Welche Bedeutung hat die Berufsmatura (BM) für die Wirtschaft?

Eine sehr wichtige. Sie versorgt unsere Betriebe mit hochqualifizierten Fachkräften und stärkt deren Position im internationalen Wettbewerb. Wir brauchen die duale Ausbildung mit BM, um mit den rein schulischen Abschlüssen der technischen Bildungsinstitutionen des Auslands zu konkurrieren.

Die Schweiz leidet unter einem fortschreitenden Fachkräftemangel. Reicht es, wenn einer von zehn Berufslernenden die BM absolviert?

Mehr Berufsmaturanden wären auf jeden Fall wünschenswert, vor allem im technischen Bereich. Allerdings dürfen wir die Quote nicht auf Kosten der Qualität erhöhen. Denn die Schweiz braucht bestens qualifizierte Fachkräfte und nicht solche, die einen Titel nur aus Prestigegründen tragen.

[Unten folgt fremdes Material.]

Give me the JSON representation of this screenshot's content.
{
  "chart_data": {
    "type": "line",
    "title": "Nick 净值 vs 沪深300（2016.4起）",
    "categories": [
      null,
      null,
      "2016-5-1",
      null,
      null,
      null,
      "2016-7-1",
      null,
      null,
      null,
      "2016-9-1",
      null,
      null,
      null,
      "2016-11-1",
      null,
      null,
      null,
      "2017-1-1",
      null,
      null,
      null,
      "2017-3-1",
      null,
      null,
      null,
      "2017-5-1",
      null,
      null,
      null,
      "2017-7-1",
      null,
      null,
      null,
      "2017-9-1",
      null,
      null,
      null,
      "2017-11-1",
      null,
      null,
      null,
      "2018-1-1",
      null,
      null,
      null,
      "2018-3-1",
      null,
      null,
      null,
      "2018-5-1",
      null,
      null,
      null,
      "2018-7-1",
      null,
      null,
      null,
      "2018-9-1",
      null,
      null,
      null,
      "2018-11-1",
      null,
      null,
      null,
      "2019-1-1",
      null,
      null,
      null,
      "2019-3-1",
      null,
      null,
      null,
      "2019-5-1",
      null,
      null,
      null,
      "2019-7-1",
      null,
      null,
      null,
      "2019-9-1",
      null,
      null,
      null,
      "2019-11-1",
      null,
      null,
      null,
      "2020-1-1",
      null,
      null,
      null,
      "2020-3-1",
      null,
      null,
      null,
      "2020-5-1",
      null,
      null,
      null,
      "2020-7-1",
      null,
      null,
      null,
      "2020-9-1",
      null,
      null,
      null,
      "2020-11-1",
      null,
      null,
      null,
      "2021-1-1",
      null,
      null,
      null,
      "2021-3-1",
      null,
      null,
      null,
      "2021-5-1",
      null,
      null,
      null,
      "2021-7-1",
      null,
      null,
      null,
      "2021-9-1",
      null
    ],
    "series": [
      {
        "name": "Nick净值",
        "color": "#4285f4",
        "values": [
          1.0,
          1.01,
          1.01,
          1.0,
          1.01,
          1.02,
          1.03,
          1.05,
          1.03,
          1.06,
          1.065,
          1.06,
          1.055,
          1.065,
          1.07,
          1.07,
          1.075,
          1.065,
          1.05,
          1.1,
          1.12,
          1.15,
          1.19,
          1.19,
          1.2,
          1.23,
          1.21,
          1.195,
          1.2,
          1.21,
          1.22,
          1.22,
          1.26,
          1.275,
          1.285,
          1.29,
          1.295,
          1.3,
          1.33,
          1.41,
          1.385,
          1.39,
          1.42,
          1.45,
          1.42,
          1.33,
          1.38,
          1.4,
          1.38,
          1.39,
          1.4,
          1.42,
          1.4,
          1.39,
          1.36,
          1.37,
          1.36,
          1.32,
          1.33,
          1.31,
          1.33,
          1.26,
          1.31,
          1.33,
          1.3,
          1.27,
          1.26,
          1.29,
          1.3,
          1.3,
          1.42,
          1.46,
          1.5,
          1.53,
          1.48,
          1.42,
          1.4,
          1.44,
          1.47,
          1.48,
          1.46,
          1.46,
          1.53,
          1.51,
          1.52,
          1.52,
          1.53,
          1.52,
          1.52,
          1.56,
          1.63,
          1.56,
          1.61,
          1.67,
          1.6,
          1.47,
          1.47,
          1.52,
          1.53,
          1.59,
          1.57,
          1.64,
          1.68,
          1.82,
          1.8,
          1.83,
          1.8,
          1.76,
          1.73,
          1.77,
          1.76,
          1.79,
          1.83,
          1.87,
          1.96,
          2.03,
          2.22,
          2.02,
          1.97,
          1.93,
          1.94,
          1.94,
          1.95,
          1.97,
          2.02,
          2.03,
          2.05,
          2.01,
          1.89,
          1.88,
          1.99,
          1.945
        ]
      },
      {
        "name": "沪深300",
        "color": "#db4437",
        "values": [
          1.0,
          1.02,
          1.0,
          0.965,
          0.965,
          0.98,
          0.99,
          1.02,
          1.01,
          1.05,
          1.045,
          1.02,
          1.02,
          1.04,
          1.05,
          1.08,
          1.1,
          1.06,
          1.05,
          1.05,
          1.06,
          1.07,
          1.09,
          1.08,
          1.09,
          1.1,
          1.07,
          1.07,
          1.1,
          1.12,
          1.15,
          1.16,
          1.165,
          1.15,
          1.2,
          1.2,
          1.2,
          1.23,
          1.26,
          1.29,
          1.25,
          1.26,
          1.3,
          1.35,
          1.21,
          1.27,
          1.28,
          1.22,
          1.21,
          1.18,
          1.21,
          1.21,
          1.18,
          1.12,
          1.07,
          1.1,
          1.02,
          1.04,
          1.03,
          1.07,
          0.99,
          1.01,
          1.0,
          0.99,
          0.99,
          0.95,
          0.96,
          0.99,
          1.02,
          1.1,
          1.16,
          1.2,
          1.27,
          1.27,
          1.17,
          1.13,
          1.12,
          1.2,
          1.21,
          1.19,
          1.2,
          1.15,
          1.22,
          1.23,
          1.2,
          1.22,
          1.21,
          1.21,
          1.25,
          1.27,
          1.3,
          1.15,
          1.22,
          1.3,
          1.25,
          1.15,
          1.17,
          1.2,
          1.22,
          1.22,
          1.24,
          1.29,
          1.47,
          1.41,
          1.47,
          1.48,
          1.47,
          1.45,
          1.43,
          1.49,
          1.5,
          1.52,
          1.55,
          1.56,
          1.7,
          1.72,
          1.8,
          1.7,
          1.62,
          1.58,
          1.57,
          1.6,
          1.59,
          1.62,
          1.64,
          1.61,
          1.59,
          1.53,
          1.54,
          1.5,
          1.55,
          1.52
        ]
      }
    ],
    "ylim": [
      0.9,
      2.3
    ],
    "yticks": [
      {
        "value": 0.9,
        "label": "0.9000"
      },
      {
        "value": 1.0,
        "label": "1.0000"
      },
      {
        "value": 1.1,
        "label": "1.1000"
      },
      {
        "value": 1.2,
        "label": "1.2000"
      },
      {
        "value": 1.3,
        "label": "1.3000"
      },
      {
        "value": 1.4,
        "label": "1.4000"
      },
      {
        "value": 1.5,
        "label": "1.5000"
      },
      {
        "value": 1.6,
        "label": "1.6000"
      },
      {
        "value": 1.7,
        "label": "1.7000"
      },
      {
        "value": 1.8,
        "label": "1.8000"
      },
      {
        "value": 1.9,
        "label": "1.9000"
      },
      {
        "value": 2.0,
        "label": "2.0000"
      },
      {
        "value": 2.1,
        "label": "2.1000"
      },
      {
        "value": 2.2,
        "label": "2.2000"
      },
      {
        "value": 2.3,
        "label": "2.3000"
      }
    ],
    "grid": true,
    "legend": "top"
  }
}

Wie können mehr Jugendliche für die BM gewonnen werden?

Wir müssen dafür sorgen, dass die Ausbildung in der Volksschule mit den Entwicklungen in Wirtschaft und Gesellschaft Schritt hält. Denn auf dieser Stufe holen sich die jungen Menschen das Rüstzeug, um in der Berufsbildung erfolgreich zu sein. Weiter müssen wir den Lehrbetrieben aufzeigen, dass Berufsmaturanden im Schnitt produktiver sind als andere Lernende und dadurch die häufigeren Absenzen im Betrieb kompensieren.

Besonders leistungsfähige Primarschüler können zwischen gymnasialer Matur und BM auswählen. Die meisten ziehen das Gymi vor. Warum?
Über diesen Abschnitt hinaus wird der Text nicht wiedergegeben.